Commentary

EU Official 'Deeply Regrets' Google's New Privacy Policy

It seems that European authorities are still peeved with Google for rolling out a new privacy policy earlier this month.

The new policy allows the company to combine data from signed-in users across YouTube, Search, Gmail and other searches. While the company isn't collecting any more data than before, it now uses that data to personalize ads and other features to a greater extent. 

Late last week, Isabel Falque-Pierrotin, chair of France's National Commission for Computing and Civil Liberties, said in a letter to Google CEO Larry Page that the CNIL "deeply regrets that Google did not delay the application of the new policy."

Falque-Pierrotin last month unsuccessfully tried to convince Page to delay the rollout, saying that the new policy violates a European directive requiring companies to tell people how their data will be used.
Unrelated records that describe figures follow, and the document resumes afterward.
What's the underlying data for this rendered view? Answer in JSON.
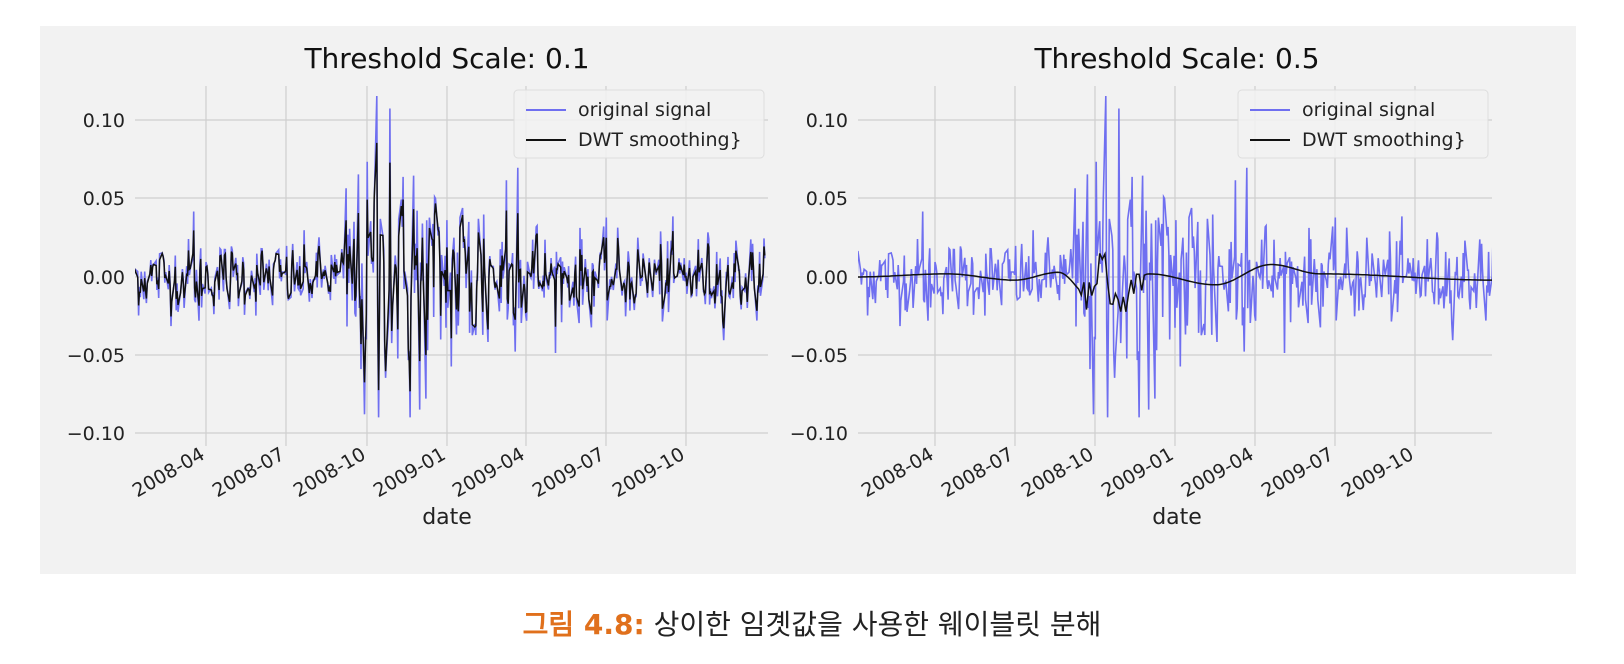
{
  "chart_data": [
    {
      "type": "line",
      "title": "Threshold Scale: 0.1",
      "xlabel": "date",
      "ylabel": "",
      "x_range": [
        "2008-01-01",
        "2009-12-31"
      ],
      "ylim": [
        -0.11,
        0.125
      ],
      "yticks": [
        0.1,
        0.05,
        0.0,
        -0.05,
        -0.1
      ],
      "ytick_labels": [
        "0.10",
        "0.05",
        "0.00",
        "−0.05",
        "−0.10"
      ],
      "xticks": [
        "2008-04-01",
        "2008-07-01",
        "2008-10-01",
        "2009-01-01",
        "2009-04-01",
        "2009-07-01",
        "2009-10-01"
      ],
      "xtick_labels": [
        "2008-04",
        "2008-07",
        "2008-10",
        "2009-01",
        "2009-04",
        "2009-07",
        "2009-10"
      ],
      "grid": true,
      "legend_position": "top-right",
      "series": [
        {
          "name": "original signal",
          "color": "#6f6ff0",
          "note": "daily returns; peaks ~0.115 and troughs ~-0.09 around 2008-10",
          "keypoints": [
            [
              "2008-01-02",
              0.012
            ],
            [
              "2008-03-17",
              0.042
            ],
            [
              "2008-09-29",
              -0.088
            ],
            [
              "2008-10-13",
              0.116
            ],
            [
              "2008-10-28",
              0.108
            ],
            [
              "2008-11-20",
              -0.09
            ],
            [
              "2009-03-23",
              0.07
            ],
            [
              "2009-12-31",
              0.0
            ]
          ]
        },
        {
          "name": "DWT smoothing}",
          "color": "#111111",
          "note": "close tracking of signal at low threshold",
          "keypoints": [
            [
              "2008-10-13",
              0.1
            ],
            [
              "2008-11-20",
              -0.075
            ],
            [
              "2009-03-23",
              0.065
            ]
          ]
        }
      ]
    },
    {
      "type": "line",
      "title": "Threshold Scale: 0.5",
      "xlabel": "date",
      "ylabel": "",
      "x_range": [
        "2008-01-01",
        "2009-12-31"
      ],
      "ylim": [
        -0.11,
        0.125
      ],
      "yticks": [
        0.1,
        0.05,
        0.0,
        -0.05,
        -0.1
      ],
      "ytick_labels": [
        "0.10",
        "0.05",
        "0.00",
        "−0.05",
        "−0.10"
      ],
      "xticks": [
        "2008-04-01",
        "2008-07-01",
        "2008-10-01",
        "2009-01-01",
        "2009-04-01",
        "2009-07-01",
        "2009-10-01"
      ],
      "xtick_labels": [
        "2008-04",
        "2008-07",
        "2008-10",
        "2009-01",
        "2009-04",
        "2009-07",
        "2009-10"
      ],
      "grid": true,
      "legend_position": "top-right",
      "series": [
        {
          "name": "original signal",
          "color": "#6f6ff0",
          "note": "same signal as left panel",
          "keypoints": [
            [
              "2008-10-13",
              0.116
            ],
            [
              "2008-11-20",
              -0.09
            ],
            [
              "2009-03-23",
              0.07
            ]
          ]
        },
        {
          "name": "DWT smoothing}",
          "color": "#111111",
          "note": "heavily smoothed, near zero",
          "keypoints": [
            [
              "2008-01-01",
              0.0
            ],
            [
              "2008-04-15",
              0.002
            ],
            [
              "2008-07-01",
              -0.002
            ],
            [
              "2008-08-20",
              0.003
            ],
            [
              "2008-09-25",
              -0.012
            ],
            [
              "2008-10-10",
              0.02
            ],
            [
              "2008-10-22",
              -0.02
            ],
            [
              "2008-12-01",
              0.002
            ],
            [
              "2009-02-15",
              -0.005
            ],
            [
              "2009-04-20",
              0.008
            ],
            [
              "2009-06-15",
              0.002
            ],
            [
              "2009-12-31",
              -0.002
            ]
          ]
        }
      ]
    }
  ],
  "caption": {
    "label": "그림 4.8:",
    "text": "상이한 임곗값을 사용한 웨이블릿 분해"
  }
}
When Google rolled out the new policy on March 1, Alma Whitten, director of privacy, product and engineering, explained in a blog post how the company intends to draw upon the additional data to target ads. "In the future, if you do frequent searches for Jamie Oliver, we could recommend Jamie Oliver videos when you’re looking for recipes on YouTube -- or we might suggest ads for his cookbooks when you’re on other Google properties," Whitten wrote.
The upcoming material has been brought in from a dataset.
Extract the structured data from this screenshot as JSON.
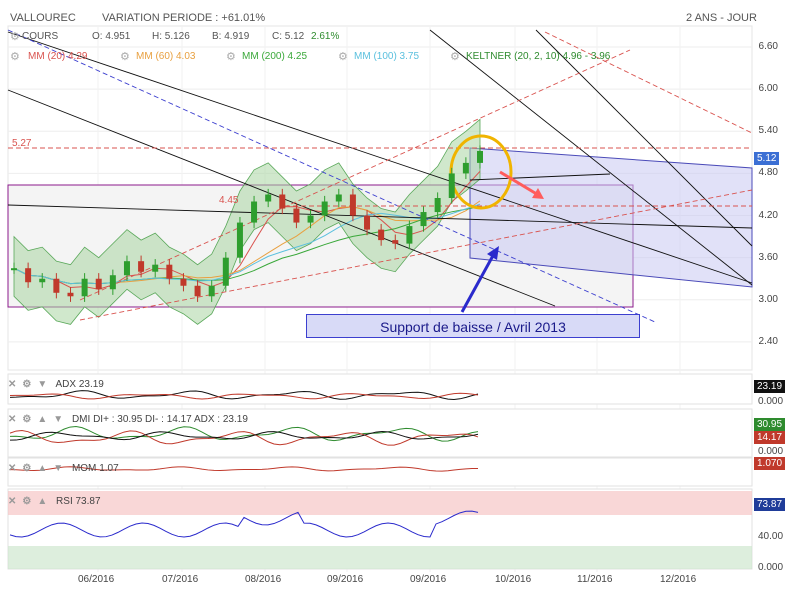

But Falque-Pierrotin wants more details. She is now requesting that Google answer dozens of questions about its new privacy policy and how, exactly, its personalization program will work. Among other questions, she is asking which Google services will collect data to personalize search results and which services will collect data to personalize ads. She also asks what types of tailored content -- other than search results and ads -- it sends to users.

In the U.S., a coalition of attorneys general expressed concerns about the change, as did consumer advocates. Federal Trade Commission chairman Jon Leibowitz lamented that Google was giving consumers a "binary and somewhat brutal" choice.

To date, however, no officials in the U.S. have said that they believe the new privacy policy is unlawful.